La dernière mouture de la boîte de négociation a été présentée jeudi 20 septembre au COREPER. Certains pays dits 'contributeurs nets', ainsi que la Lituanie et la République tchèque, ont salué l'intention de la Présidence chypriote de revoir à la baisse l'enveloppe totale proposée initialement par la Commission pour 2014-2020. Certains des pays dits 'amis de la cohésion' (Pologne, Grèce…) ont estimé au contraire que cette baisse n'était pas la voie à suivre, puisqu'il s'agit de crédits pour la croissance et l'emploi.
Certains contributeurs nets ont protesté contre la disparition du filet de sécurité inversé (politique de cohésion). Au contraire, d'autres, comme la Pologne, sont favorables à son maintien. Sur la Politique agricole commune (PAC), la France, la Belgique et l'Espagne, notamment ont, protesté contre le projet de réduction (dégressivité) des aides directes aux exploitants à partir de 2015, alors que cette idée a été saluée par le Royaume-Uni et la Suède. Les pays de la cohésion sont plus nuancés. Ils acceptent une telle réduction des aides de la PAC, si les pays qui reçoivent moins de la moyenne de l'UE en sont exemptés. Les contributeurs nets se félicitent que la question du RAL (reste à liquider) fasse partie de la boîte de négociation, tandis que d'autres jugent que cela doit être traité dans le cadre de la procédure budgétaire annuelle. Certains pays, comme la France, demandent que des progrès soient réalisés s'agissant des ressources propres du budget de l'UE. Les pays du Benelux, de même que la Lituanie, la Slovénie, la Croatie et la Bulgarie vont présenter un document visant à défendre le dédommagement pour les coûts de collecte de 25% pour les ressources propres traditionnelles.

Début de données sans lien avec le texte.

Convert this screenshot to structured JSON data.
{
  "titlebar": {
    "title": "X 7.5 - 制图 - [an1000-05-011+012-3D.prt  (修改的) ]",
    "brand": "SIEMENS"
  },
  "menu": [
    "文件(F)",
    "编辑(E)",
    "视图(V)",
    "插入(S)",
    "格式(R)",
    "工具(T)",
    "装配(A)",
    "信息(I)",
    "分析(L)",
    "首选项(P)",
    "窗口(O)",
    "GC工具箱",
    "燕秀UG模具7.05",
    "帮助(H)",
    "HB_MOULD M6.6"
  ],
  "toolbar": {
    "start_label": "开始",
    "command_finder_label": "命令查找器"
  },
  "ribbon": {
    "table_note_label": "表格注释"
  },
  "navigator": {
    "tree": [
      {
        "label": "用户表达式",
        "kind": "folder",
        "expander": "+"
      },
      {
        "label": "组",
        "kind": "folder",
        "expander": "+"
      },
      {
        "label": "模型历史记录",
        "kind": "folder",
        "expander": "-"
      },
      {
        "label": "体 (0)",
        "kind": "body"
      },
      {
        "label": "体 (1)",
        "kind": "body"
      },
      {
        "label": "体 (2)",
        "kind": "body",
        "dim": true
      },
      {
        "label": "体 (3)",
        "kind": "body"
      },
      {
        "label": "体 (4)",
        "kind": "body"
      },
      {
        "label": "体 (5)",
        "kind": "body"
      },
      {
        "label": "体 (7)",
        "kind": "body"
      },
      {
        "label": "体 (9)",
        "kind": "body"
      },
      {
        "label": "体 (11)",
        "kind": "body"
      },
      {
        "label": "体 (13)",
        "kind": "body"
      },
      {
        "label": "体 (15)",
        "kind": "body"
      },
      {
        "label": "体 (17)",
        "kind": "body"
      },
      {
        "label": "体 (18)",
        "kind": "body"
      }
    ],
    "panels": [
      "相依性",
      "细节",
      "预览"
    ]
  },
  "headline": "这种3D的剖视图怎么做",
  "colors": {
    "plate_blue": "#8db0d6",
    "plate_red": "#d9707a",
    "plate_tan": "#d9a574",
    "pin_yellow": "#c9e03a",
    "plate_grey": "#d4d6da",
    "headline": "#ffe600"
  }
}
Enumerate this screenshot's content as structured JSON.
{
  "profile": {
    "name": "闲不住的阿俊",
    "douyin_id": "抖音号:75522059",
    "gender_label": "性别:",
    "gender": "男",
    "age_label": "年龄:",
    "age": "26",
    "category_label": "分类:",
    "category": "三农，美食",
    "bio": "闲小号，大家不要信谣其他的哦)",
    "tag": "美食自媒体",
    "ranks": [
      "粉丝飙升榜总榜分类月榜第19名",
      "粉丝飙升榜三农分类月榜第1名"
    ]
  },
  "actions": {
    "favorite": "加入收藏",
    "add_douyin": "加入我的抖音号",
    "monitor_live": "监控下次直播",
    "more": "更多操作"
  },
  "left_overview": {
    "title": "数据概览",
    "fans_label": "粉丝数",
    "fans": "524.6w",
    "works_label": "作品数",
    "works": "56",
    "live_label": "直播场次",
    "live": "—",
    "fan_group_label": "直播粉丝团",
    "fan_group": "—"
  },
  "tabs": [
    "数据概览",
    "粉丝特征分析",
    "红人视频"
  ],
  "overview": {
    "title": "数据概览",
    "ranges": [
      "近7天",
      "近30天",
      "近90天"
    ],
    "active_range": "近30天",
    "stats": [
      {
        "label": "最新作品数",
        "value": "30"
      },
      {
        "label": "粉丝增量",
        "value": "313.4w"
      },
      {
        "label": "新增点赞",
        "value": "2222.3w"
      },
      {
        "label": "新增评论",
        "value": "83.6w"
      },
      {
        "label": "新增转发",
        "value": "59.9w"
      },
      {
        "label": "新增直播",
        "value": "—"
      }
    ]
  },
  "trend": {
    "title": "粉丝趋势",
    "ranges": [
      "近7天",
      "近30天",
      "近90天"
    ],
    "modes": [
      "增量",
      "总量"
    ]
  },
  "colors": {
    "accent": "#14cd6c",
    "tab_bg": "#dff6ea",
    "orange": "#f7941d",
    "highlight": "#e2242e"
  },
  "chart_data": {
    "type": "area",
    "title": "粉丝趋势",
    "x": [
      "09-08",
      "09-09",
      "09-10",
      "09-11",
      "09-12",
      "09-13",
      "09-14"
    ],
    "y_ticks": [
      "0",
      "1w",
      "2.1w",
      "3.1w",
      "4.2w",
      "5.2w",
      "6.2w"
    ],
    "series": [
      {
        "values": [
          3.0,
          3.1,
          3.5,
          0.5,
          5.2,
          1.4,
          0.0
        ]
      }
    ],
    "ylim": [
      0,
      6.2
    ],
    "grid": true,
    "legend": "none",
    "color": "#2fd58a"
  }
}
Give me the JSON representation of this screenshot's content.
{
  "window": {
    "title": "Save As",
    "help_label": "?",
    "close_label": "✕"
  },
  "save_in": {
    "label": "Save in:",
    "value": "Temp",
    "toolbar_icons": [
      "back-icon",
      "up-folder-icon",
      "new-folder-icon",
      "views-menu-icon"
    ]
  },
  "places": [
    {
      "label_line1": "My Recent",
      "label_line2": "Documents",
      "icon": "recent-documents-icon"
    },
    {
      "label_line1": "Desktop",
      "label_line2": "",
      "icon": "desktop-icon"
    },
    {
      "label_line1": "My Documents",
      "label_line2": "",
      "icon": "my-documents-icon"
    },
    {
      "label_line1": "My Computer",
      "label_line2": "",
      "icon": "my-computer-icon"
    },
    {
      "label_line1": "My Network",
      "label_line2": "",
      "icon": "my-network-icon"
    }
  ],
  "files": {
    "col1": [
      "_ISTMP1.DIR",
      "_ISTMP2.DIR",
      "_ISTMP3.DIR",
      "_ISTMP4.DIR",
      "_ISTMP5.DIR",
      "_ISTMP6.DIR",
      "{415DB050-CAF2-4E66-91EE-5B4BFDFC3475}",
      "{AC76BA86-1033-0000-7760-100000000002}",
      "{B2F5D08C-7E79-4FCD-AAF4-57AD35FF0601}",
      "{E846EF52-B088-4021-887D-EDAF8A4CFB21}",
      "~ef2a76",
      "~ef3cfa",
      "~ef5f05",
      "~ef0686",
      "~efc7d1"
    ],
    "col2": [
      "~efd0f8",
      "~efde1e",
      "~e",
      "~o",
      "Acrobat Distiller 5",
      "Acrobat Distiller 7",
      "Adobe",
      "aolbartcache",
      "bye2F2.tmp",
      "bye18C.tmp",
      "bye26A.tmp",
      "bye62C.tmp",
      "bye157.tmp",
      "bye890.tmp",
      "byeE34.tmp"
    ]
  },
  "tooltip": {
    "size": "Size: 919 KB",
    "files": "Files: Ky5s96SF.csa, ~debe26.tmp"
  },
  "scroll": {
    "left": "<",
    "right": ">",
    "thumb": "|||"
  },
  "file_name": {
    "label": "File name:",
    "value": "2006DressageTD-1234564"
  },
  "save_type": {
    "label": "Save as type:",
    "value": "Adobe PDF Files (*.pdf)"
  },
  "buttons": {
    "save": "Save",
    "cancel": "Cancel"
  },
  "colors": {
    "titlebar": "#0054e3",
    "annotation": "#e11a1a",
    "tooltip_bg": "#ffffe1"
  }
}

Le CAG examinera un projet d'ordre du jour pour le Conseil européen des 18 et 19 octobre: - politique économique: mise en œuvre du Pacte pour la croissance et l'emploi, rapport intermédiaire sur l'avenir de l'Union économique et monétaire, discussion sur la surveillance bancaire et l'union bancaire ; - partenaires stratégiques: discussion sur les relations de l'UE avec ses partenaires stratégiques ; - politique étrangère (en fonction de la situation internationale). Il analysera aussi les enseignements tirés de l'exercice de surveillance du 'Semestre européen' 2012 ainsi que les améliorations qui pourraient être apportées pour l'exercice 2013.
Par ailleurs, la Commission présentera: - un rapport sur la mise en œuvre des stratégies nationales d'intégration des Roms ; - sa proposition sur les partis politiques européens. (LC)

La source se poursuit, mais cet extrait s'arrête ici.